Every year in August, the Scottish capital plays host to the Edinburgh International Festival, Edinburgh International Festival Fringe, Edinburgh International Book Festival, Edinburgh Mela, Edinburgh Art Festival and the Royal Edinburgh Military Tattoo. At its peak, more than 25,000 artists, entertainers and thinkers populate the city with over 1,000 shows per day.

The world’s biggest arts festival just keeps growing larger by the year. This year, the Edinburgh International and Fringe festivals, which started together for the first time since 1998, will bring together the best of both worlds.

This year the Edinburgh International Festival officially opened with the Harmonium Project – a free outdoor event that also marked the 50th anniversary of the Edinburgh Festival Chorus. The project, created by 59 Productions, combined John Adams’s choral work Harmonium with a series of spectacular animations that were projected onto the outside of the venue —Usher Hall.

Other musical highlights over the weekend at the Usher Hall include the BBC Scottish Symphony Orchestra conducted by Donald Runnicles, and Celtic Dialogues with Jordi Savall, Martin Hayes and Dennis Cahill. The Queens Hall series opens with the Nash Ensemble, whilst Rudolf Buchbinder begins his cycle of Beethoven piano sonatas at the Playfair Library Hall.
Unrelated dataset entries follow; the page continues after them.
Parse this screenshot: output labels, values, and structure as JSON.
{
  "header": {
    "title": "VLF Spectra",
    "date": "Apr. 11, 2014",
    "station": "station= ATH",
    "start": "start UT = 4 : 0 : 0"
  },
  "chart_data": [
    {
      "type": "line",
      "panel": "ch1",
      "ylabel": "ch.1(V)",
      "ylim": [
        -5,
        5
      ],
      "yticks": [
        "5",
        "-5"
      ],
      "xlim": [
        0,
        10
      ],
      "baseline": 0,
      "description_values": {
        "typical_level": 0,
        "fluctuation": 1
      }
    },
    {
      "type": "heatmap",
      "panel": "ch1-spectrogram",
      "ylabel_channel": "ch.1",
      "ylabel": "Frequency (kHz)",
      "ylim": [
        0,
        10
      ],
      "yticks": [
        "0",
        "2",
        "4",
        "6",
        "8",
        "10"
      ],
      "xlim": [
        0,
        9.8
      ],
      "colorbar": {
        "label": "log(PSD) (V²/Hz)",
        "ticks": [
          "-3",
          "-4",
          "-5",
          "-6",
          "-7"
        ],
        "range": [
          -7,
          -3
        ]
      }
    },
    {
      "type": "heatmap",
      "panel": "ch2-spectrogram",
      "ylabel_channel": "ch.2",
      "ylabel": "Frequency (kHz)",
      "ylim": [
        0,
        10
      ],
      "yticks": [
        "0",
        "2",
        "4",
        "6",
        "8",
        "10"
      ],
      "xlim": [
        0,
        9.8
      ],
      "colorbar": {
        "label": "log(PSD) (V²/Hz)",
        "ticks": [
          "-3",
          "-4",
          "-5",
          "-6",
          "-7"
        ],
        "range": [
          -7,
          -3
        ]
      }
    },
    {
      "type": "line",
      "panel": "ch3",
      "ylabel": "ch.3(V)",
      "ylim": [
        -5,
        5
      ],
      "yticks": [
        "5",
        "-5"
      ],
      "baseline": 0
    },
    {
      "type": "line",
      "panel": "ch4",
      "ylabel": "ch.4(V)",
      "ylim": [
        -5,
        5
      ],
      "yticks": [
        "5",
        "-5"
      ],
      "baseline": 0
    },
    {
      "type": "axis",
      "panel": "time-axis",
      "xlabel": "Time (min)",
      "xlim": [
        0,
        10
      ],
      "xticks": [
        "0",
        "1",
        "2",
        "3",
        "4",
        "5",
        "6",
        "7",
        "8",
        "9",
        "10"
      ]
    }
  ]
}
Fergus Linehan, Edinburgh International Festival Director said: “It is now time for the team at the Edinburgh International Festival to take a back seat and leave audiences in the hands of the thousands of extraordinary artists that are arriving in our city to light up our theatres and concert halls. Here's to the courage and generosity of all of all those up onstage and thank you from all of us in the shadows”.

Meanwhile, over the three weeks of the Fringe there will be more than 50,000 performances of 3,314 shows, most of which are billed as comedy. Chief executive of the Edinburgh Festival Fringe Society, Kath Mainland, said it was the largest, oldest, most renowned festival in the world.

“Every year we think we know what it’s going to deliver, but every year it surprises, delights, amazes and inspires. The Fringe is a festival like no other,” she said. “Completely open access – where artists don’t need to wait for an invitation, where anyone with a story to tell is welcome. Where there’s no curator, no vetting, no barriers; just incredible talent from almost 50 countries all over the world.”

Throughout the festival hundreds of awards will be handed out to acts from almost 50 countries, including Japan, South Korea, Russia and Finland. It has a reputation for giving new talent its big break, and Mainland said its importance could not be underestimated.

“It’s an incredibly important festival for Scotland, the UK and our performing artists. A vital platform to showcase the range and diversity of creative skills on offer,” she said. “It is a profoundly international marketplace which can have transformative effects on careers. It is an explosion of culture which can be life-changing for the audience. And lots and lots of fun.”